Lulu after Berg’s Death
When Berg died suddenly in 1935 at the age of 50, he left a complete short score of Lulu—a condensed version of the music indicating vocal lines and the harmonic and rhythmic texture of the instrumental parts—but only the first two acts and portions of the third had been fully orchestrated. Berg’s widow, Helene, asked both Arnold Schoenberg and Anton Webern to complete the opera, but they declined, even though it was understood that no new music would have to be created. Lulu premiered in Zurich in 1937 as a two-act torso.
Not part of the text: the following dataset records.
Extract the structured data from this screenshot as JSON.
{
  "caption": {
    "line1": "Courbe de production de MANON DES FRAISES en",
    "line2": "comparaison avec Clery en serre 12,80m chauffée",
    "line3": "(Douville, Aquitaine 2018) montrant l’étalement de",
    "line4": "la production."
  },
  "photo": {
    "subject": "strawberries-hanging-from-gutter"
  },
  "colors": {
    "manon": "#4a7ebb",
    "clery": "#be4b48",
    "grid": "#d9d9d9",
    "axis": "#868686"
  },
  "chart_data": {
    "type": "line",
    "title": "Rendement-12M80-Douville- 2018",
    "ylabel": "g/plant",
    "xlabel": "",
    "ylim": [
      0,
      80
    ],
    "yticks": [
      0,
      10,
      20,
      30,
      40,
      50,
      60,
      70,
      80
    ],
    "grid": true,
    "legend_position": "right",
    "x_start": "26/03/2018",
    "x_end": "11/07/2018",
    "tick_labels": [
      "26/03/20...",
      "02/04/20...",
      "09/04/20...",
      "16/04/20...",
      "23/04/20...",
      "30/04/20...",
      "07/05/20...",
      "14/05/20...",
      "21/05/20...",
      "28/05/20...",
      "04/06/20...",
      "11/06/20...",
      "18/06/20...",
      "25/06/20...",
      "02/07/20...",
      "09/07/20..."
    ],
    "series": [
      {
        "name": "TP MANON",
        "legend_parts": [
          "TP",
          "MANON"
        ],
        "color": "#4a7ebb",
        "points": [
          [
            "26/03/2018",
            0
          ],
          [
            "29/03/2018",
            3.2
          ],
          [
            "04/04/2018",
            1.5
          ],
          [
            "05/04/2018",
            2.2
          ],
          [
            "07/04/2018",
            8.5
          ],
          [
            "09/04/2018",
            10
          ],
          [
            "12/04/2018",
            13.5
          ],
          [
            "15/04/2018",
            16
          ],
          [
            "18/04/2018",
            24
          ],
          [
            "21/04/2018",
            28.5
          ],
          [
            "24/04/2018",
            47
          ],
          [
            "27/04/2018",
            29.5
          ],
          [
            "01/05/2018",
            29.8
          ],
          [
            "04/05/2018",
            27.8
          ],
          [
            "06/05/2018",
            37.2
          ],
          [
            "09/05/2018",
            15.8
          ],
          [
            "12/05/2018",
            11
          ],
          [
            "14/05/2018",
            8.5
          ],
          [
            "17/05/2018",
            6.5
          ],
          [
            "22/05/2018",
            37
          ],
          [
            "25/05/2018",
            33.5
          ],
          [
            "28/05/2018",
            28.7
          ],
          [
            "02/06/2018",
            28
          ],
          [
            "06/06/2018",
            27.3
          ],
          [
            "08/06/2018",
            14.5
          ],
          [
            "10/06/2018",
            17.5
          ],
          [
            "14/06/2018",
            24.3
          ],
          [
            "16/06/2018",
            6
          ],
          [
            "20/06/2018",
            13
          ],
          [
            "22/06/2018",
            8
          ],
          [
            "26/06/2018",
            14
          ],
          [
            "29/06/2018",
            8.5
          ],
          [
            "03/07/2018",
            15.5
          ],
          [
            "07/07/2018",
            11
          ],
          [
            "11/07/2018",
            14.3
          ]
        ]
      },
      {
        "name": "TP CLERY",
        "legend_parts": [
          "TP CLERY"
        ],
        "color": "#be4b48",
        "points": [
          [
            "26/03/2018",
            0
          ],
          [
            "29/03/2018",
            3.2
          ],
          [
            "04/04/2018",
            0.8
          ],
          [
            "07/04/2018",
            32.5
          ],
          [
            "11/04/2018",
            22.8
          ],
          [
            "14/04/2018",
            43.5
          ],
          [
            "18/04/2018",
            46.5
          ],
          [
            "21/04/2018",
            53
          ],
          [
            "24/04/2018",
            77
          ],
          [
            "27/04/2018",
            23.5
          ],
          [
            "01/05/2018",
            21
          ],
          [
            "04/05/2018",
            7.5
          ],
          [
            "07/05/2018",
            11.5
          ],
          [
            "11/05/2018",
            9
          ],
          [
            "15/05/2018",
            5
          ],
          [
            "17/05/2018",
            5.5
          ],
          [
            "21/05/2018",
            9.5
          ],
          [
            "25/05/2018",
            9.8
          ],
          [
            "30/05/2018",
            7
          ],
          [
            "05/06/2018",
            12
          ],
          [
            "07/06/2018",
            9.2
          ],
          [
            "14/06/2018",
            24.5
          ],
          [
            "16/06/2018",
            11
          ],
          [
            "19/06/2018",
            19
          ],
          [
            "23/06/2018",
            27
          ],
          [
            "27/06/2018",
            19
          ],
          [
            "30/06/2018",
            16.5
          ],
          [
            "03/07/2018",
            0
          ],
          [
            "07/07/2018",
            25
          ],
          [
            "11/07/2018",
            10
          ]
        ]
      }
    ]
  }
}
Over the following years, Helene Berg became increasingly resistant to the idea of any other composer finishing the score and attempted to restrict access to her husband’s manuscripts. For four decades, Lulu was only performed in its two-act version.
Although Helene Berg’s will made explicit her desire that Lulu remain unfinished, Berg’s publishers allowed the Viennese composer Friedrich Cerha to study the short score in 1962, with the goal of completing the third act. After Helene died in 1976 (and legal action filed by the Alban Berg Foundation was unsuccessful in preventing the performance), the complete three-act version of Lulu as realized by Cerha finally premiered at the Paris Opera in 1979, conducted by Pierre Boulez and staged by Patrice Chéreau.